Since 1981, the band driven now by Shane Embury (bass, Brujeria, Lock Up, Venomous Concept, Tronos…), Mark “Barney” Greenway (vocals, ex-Benediction, ex-Extreme Noise Terror), Mitch Harris (guitar, Defecation, Brave the Cold, ex-Meathook Seed) and Danny Herrera (drums, ex-Venomous Concept) defends its idea through raw violence.

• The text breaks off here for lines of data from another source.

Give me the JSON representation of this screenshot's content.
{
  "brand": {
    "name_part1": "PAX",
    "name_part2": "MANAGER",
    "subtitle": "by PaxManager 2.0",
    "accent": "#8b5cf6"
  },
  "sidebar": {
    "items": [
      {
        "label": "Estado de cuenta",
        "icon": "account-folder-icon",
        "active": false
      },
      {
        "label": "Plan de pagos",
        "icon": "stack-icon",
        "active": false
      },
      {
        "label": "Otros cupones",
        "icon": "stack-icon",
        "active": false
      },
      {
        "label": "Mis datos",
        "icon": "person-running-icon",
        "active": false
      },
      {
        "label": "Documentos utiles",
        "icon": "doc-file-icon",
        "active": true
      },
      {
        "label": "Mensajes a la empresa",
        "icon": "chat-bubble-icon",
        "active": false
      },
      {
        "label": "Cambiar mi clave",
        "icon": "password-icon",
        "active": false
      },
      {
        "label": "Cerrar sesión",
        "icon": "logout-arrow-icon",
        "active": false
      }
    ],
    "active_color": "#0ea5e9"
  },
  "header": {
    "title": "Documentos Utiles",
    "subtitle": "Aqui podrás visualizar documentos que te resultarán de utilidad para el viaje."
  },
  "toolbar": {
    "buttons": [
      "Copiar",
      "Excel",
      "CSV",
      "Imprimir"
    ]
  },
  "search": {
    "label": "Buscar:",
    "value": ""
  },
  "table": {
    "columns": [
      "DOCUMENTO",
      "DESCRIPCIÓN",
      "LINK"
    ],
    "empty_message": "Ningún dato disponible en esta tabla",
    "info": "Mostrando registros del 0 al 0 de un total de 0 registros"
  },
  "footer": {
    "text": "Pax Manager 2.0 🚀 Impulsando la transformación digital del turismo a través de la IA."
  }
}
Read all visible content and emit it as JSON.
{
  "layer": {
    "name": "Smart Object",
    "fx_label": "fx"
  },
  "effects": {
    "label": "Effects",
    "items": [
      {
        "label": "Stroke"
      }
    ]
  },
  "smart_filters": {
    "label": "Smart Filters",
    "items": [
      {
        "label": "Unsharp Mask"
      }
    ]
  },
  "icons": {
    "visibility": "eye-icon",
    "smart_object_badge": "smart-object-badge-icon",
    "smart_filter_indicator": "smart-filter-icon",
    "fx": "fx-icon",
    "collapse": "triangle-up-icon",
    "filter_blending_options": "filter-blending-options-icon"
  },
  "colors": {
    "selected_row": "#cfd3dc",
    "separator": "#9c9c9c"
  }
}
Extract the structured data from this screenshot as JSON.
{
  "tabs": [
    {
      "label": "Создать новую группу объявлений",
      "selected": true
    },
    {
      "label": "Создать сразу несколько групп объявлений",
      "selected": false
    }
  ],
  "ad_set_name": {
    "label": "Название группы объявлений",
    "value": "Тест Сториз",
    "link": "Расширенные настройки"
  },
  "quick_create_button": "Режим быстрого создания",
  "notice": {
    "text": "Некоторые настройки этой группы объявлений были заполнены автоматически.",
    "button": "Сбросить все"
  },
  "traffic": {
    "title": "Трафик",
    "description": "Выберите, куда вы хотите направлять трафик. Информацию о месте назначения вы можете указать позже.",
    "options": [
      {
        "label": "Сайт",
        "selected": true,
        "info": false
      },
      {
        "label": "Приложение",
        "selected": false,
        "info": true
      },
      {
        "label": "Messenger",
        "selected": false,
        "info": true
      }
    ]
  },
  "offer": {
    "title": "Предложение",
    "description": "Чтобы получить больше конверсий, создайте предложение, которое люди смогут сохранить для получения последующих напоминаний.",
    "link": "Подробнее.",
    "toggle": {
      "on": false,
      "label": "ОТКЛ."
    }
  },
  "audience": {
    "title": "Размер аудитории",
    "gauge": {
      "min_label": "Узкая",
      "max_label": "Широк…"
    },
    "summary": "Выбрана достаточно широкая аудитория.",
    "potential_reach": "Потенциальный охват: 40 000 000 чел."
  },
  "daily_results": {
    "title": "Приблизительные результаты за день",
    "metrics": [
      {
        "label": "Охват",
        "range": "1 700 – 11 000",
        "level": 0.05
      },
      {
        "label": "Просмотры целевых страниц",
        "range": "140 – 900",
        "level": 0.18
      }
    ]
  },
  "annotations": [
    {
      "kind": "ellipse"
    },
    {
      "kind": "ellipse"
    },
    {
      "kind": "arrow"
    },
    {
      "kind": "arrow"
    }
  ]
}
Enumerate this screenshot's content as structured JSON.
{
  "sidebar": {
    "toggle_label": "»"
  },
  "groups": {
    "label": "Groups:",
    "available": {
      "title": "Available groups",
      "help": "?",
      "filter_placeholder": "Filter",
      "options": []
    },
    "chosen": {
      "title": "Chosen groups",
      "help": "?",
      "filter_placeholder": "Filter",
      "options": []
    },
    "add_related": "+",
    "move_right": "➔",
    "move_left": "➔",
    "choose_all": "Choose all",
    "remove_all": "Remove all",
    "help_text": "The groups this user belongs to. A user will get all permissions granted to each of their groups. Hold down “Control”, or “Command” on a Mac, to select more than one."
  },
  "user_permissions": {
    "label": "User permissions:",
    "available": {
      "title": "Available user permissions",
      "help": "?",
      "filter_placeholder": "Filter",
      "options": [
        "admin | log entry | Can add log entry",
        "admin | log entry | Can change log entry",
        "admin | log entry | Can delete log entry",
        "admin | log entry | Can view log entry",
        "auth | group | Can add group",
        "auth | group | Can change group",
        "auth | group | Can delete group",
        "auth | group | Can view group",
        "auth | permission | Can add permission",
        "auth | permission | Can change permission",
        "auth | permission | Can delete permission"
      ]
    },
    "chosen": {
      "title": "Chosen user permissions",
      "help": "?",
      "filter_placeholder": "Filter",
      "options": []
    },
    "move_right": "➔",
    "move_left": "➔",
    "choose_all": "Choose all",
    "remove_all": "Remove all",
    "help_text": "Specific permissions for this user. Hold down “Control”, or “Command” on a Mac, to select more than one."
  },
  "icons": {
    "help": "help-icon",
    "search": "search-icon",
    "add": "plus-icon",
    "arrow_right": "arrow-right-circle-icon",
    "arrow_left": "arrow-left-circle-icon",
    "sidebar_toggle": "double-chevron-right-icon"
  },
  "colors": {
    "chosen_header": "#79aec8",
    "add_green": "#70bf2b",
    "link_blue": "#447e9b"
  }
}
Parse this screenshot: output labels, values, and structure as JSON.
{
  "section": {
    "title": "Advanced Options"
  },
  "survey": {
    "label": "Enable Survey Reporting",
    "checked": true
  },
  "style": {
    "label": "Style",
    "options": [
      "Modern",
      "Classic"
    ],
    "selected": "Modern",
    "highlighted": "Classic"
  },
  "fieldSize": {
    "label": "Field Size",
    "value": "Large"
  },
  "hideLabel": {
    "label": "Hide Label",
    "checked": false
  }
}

Helped by John Cooke (live guitarist, Venomous Concept, Corrupt Moral Altar) and Russ Russell (Tronos, Absolute Power) on effects, the band is well decided to offer us its Grindcore with diversified influences. With Narcissus, we feel some deep blackness on the introduction which will turn into an unfurling wave of rage under the banner of Hardcore/Punk accompanied by oppressive backing vocals. But the basis of their aggressiveness remains untouched, and we have it too on Resentment Always Simmers which unveils weighing and nearly occult tones, mainly with this hooking and strange introduction. Saturation quickly surfaces again, but it is still anchored into those dark tones before By Proxy comes to flood us of unchained violence with a short composition over which howlings are legion. We find this Old School violence before going to People Pie, a totally different and very groovy track on which the band welcomes Catherine Sharples (Kathika) for a vocal duo far from what we expect from the Grindcore legends. Did you ever think you would hear female backing vocals and Noise on Napalm Death one day? The day has come, but the band goes back to Old School Death Metal with Man Bites Dogged, while keeping Grindcore’s raw roots for shrilling harmonics. The song ends with oppressive vocals, then Slaver Through a Repeat Performance comes over while watering us with effective and aggressive riffs while staying special on vocals. We immediately understand which band we’re listening to, but we clearly feel experimentation is the basis of the song, then Don’t Need It comes with barely more than a minute of raw violence, the one on which the crowd will get unchained and allows the band does whatever they want, including a crazy solo. To close the album, the band decided to offer us a way darker version of Resentment is Always Seismic, entrusting it to Shane and his Dark Ambient/Industrial project Dark Sky Burial. Never mind what you expect, you will be surprised by its waves of blackness.

There is no doubt Napalm Death handles violence. However, their last album gave us a glimpse of new elements, which are developed on Resentment Is Always Seismic – A Final Throw of Throes, an as interesting as surprising EP, proving innovation can be good.